Reflexiones, cicatrices y balance, 1

01-10-2008.
Para Burguillos, estas reflexiones no llevaban resquemor alguno. Sí, intención sosegada de apuntar objetivamente perfiles críticos de la Safa en su época de hierro y de encanto. Y también de poner en su sitio a los superiores y a los alumnos. Entendiendo por superiores a los jesuitas y profesores.

Muy dispar la función y categoría de ambos. El jesuita tenía y ejercía funciones de amo con reminiscencias y modos ya caducos. Rara vez su capacidad didáctica y educativa rebasaba el aval de pertenecer a la Compañía. Esto, respecto a los de Magisterio especialmente, más que un estancamiento, eran pasos atrás. Que, en el proceso educativo ‑un río que remontar contra el inmovilismo‑, el que no avanza retrocede. Le arrastra la cómoda inercia del continuismo. Y educador de paja es quien no inquiete y ayude a crecer a su gente. Los jesuitas mandaban, pagaban en calderilla y protegían o desechaban a tono con la identificación sumisa del productor, profesor o inspector. Su gerencia en la calidad y marcha de la enseñanza, nula. Todo control se reducía a aquella pamema de clases públicas.

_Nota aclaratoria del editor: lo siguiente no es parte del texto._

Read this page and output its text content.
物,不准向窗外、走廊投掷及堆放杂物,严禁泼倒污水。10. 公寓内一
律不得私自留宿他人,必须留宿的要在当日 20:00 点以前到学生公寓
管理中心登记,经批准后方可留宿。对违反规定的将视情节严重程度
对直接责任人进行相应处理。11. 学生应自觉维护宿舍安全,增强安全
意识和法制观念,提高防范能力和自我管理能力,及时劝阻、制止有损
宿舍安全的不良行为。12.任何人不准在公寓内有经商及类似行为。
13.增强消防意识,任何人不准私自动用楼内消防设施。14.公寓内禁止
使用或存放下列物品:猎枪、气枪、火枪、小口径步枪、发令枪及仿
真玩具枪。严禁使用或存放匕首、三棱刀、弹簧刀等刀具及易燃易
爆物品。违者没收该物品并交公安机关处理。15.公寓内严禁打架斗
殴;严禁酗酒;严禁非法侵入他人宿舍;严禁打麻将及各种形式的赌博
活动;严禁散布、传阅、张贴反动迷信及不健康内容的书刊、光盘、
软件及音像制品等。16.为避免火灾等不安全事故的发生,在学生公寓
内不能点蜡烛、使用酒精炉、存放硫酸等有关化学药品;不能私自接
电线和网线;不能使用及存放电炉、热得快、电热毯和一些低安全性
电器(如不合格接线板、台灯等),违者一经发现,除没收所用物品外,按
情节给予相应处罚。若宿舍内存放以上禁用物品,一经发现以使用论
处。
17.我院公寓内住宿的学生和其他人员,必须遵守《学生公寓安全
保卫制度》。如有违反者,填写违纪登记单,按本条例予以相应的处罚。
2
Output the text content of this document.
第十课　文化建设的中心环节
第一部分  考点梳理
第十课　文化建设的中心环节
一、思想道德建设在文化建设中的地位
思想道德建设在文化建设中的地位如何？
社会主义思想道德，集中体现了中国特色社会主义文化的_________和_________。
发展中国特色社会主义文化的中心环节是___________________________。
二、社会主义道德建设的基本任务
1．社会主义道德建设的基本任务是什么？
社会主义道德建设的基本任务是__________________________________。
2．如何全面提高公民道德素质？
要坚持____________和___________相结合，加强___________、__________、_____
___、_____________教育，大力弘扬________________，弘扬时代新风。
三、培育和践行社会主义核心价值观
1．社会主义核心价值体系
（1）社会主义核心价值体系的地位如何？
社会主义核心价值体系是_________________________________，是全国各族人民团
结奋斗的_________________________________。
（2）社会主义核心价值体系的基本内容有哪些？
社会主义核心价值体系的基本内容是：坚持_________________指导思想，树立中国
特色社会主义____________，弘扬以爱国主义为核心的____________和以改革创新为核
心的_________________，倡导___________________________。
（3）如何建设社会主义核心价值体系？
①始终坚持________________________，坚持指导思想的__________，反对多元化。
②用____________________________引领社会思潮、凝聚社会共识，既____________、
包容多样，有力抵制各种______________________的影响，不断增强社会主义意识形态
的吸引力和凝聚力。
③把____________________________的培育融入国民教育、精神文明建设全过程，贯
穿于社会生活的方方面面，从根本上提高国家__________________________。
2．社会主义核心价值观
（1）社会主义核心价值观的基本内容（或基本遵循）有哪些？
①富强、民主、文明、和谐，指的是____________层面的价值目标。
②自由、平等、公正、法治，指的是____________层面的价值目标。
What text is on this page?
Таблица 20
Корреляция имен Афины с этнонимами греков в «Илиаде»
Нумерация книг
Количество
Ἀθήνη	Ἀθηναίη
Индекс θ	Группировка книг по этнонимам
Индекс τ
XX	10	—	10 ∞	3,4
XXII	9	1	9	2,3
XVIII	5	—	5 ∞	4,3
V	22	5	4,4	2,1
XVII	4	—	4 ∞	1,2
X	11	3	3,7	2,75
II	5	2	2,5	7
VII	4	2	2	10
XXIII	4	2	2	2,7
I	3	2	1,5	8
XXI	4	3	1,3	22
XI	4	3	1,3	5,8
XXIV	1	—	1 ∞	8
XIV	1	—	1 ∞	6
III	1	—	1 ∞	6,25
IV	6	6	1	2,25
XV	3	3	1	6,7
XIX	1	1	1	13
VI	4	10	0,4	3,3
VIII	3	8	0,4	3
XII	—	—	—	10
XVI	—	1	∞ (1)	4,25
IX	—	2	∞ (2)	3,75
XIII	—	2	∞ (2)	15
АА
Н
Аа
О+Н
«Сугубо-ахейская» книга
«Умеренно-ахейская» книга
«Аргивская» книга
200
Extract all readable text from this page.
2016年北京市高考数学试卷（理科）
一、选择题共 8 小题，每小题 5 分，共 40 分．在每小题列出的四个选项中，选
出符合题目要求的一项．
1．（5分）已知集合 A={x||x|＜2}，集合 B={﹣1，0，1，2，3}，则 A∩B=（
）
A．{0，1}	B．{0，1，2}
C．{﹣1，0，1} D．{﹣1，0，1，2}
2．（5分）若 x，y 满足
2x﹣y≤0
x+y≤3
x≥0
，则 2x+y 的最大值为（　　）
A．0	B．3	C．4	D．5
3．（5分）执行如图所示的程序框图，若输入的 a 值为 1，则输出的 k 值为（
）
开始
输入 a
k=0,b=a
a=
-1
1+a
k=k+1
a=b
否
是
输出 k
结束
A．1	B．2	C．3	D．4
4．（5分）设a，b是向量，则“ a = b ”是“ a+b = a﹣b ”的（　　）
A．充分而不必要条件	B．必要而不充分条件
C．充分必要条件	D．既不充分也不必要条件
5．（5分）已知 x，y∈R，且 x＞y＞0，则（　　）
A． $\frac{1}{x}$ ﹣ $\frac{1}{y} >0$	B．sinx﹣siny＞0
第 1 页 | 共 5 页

A unos y a otros, jesuitas y profesores, les avalaban los alumnos. Su buen nivel intelectual se materializaba en reválidas y oposiciones logradas, brillantes. Esto rubricaba a la Safa como entidad académica excepcional. Y permitía sestear en los mismos métodos rutinarios. Se presentaban las asignaturas como un cursus clausus. Pura transmisión de datos. Aprende esto y te salvarás. Y como los resultados últimos eran buenos, se asumían como obra de nuestra capacidad didáctica, influencia y aun dotes de seducción y liderazgo. Olvidándose de que más allá de los contenidos obligatorios, en cada asignatura hay que abrir ventanas, descubrir caminos, otear auroras. Y sobre todo hay que despertar el “duende”. “Duende” que puede seducir y encantar como una adicción del espíritu. Como una profesión amada. Que unas pocas palabras verdaderas, si se dicen con amor, pueden ser un destino, ¡una vida feliz!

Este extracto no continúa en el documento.